Solomonoff Induction contains every possible (computable) hypothesis; so long as you’re in a computable universe (and have logical omniscience), the truth is in your hypothesis space.
But this is sort of the trivial solution, because while it’s guaranteed to have the right answer it had to bring in a truly staggering number of wrong answers to get it. It looks like what people do is notice when their models are being surprisingly bad, and then explicitly attempt to generate alternative models to expand their hypothesis space.
(You can actually do this in a principled statistical way; you can track, for example, whether or not you would have converged to the right answer by now if the true answer were in your hypothesis space, and call for a halt when it becomes sufficiently unlikely.)
Most of the immediate examples that jump to mind are mathematical, but that probably doesn’t count as concrete. If you have a doctor trying to treat patients, they might suspect that if they actually had the right set of possible conditions, they would be able to apply a short flowchart to determine the correct treatment, apply it, and then the issues would be resolved.
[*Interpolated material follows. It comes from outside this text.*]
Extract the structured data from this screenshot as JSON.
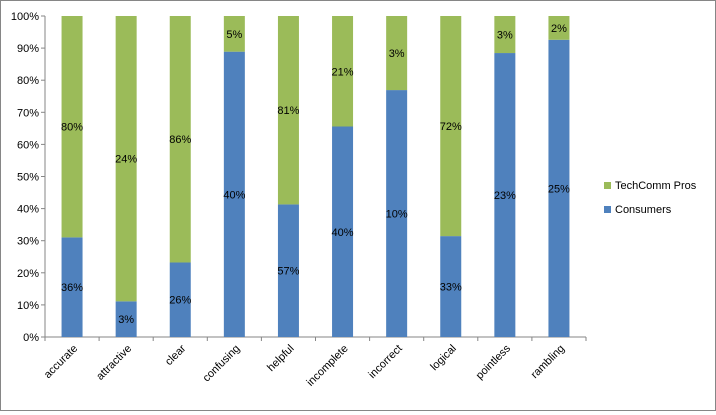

And so when building that flowchart (i.e. the hypothesis space of what conditions the patient might have), they’ll notice when they find too many patients who aren’t getting better, or when it’s surprisingly difficult to classify patients.
If people with disease A cough and don’t have headaches, and people with disease B have headaches and don’t cough, on observing a patient who both coughs and has a headache the doctor might think “hmm, I probably need to make a new cluster” instead of “Ah, someone with both A and B.”
I read the article and I have to say that the approach is fascinating in its scale and vision. And I can see how it might lead to interesting applications in computer science. But, in its current state, as an algorithm for a human mind.. I have to admit that I can not justify investing the time for even attempting to apply it.
Thank you for all the info! :)
Seems like under that system, some headaches would just go away on their own, without symptoms of cold appearing later, which would mean the probability of cancer goes up. The patient panics, gets checked for cancer (since a recurring headache would hardly be the only symptom), no such disease is found, so there apparently has to be a new category for non-cancer, non-cold headaches.
So usually, the evidence soup has pieces that don’t conform to a theory, and if the stakes are high enough, people will go looking for them and maybe use the BR for it.
Yes, the example is a bit misleading. My purpose is to observe rationality in a field where data is unavailable, scarce or inconclusive. So use the example as a loose analogy for the purpose of communicating the point.
[I think that] where data are unavailable, you cannot really constrain your expectations of them. You can build models, even, perhaps, assign weights within them, but there is no basis to choose between one model and another, and every number of models you find ‘satisfying’ remains arbitrary.
(This is why I don’t argue about religion, for example.)
I don’t think you’re missing anything, no.